Politically correct behavior forbids stereotyping groups. Having been educated and employed as a food scientist for many years, I feel this aversion to typecasting should extend to those involved in R&D.
Unfortunately, having worked in that area as long as I have, I have built a litany of anecdotes which supports the view of food scientists as a “unique” crowd, to speak euphemistically. Our characteristics often include a brand of humor in the tradition of Gary Larson’s “The Far Side” cartoons and an unfailing sense of worth in what we can contribute to a business...the image of spectacles and pocket protectors notwithstanding.
The darker side of “scientific” humor was impressed upon me at my first job at International Multifoods’ technical center. It was said that one moody R&D scientist had tried to strangle a co-worker with a computer cord. The co-worker that passed this information on to me somehow found this more acceptable than if he had used, say, a telephone cord; a tool more befitting a salesman, I guess.
Jobs tend to have their own special perks, and R&D is no exception. For example, while analytical tests only require ounce-size samples, experimental batches that produce those ounces both require and produce hundreds of pounds of food material.
Food scientists can take home excess experimental product. Samples from my processed meat projects were great. However, I was single at the time, and there was a limit to how much sausage I (and my cat) could eat.
I have since had access to quantities of Mexican food, salads, potato and tortilla chips, cheese sauces and puddings, among other things. It sounds like it would cut a food bill, but you tend to tire of the products you smell and look at every day. Besides, what do you exactly do with 500 pounds of leftover gelatin dessert? (Let your mind wander!) Actually, the plant manager suggested we give it to the plant employees. Watching 200 production workers fighting for 500 pounds of “Jell-O” was not a pretty sight. By the way, companies do donate food, but liability, logistics and expense are concerns.

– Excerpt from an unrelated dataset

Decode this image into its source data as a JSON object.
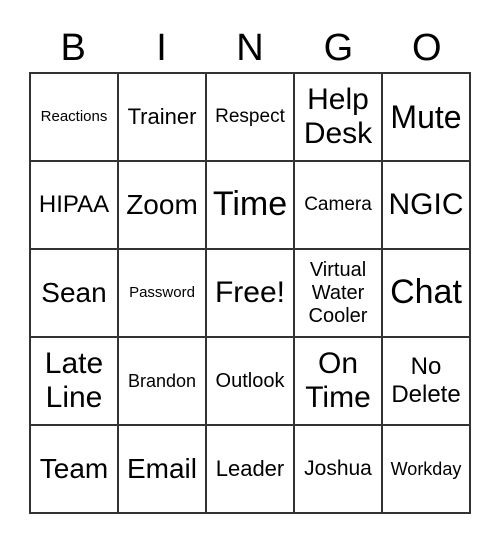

In one salvage endeavor, I tried to find a home for severely caked dry rice pilaf. Our normal “taker,” the county jail, did not want it—though I did think my promotional effort, “Do hard time with hard rice!” should have generated some interest.
Keys to Formulation SuccessThrough my years of product development, I have developed three basic principles for developing formulae.
1. Add sugar. Sugar makes everything taste better.
2. If sugar does not make the product taste better, add garlic. Garlic makes everything taste better.
3. The product should not resemble “road kill.” This can be a problem in foods where tomatoes are heavily used.
I liked formulating for foodservice better than retail because, though the pressure was sometimes intense, time frames from product concept to a production run were generally shorter. (If you like pressure to complete projects on time, however, try working for a monthly publication!)
At one mid-size company, my technical department’s “fastest” success came when we presented a prototype to a major fast food chain in three days and a production run—which the customer approved—in two weeks. To develop products in these time periods, I have three more pieces of advice.
1. Buy samples of new ingredients at the nearest grocery store.
2. Ignore protocol, such as first obtaining P.O. numbers from your purchasing department or being concerned about first obtaining samples, when ordering production quantities of ingredients. (Hey, the grocery store “sort of” had the same stuff.)
3. To keep things moving, call on every favor owed you by every department since you started with the company.
If you are appalled by some of this, that is okay. I was too. The University of Minnesota did not teach product development this way. Large corporations normally do not operate this way either. The main downside, of course, is that marketing then expects the same performance with the next new product. It all looks so simple.
Despite a seemingly inexhaustible supply of humorous material in every lab, there are humorless R&D types. As for myself, while I do not use a pocket protector, on certain days that I feel unusually abused, I do regret it when I’m using a battery-operated laptop computer.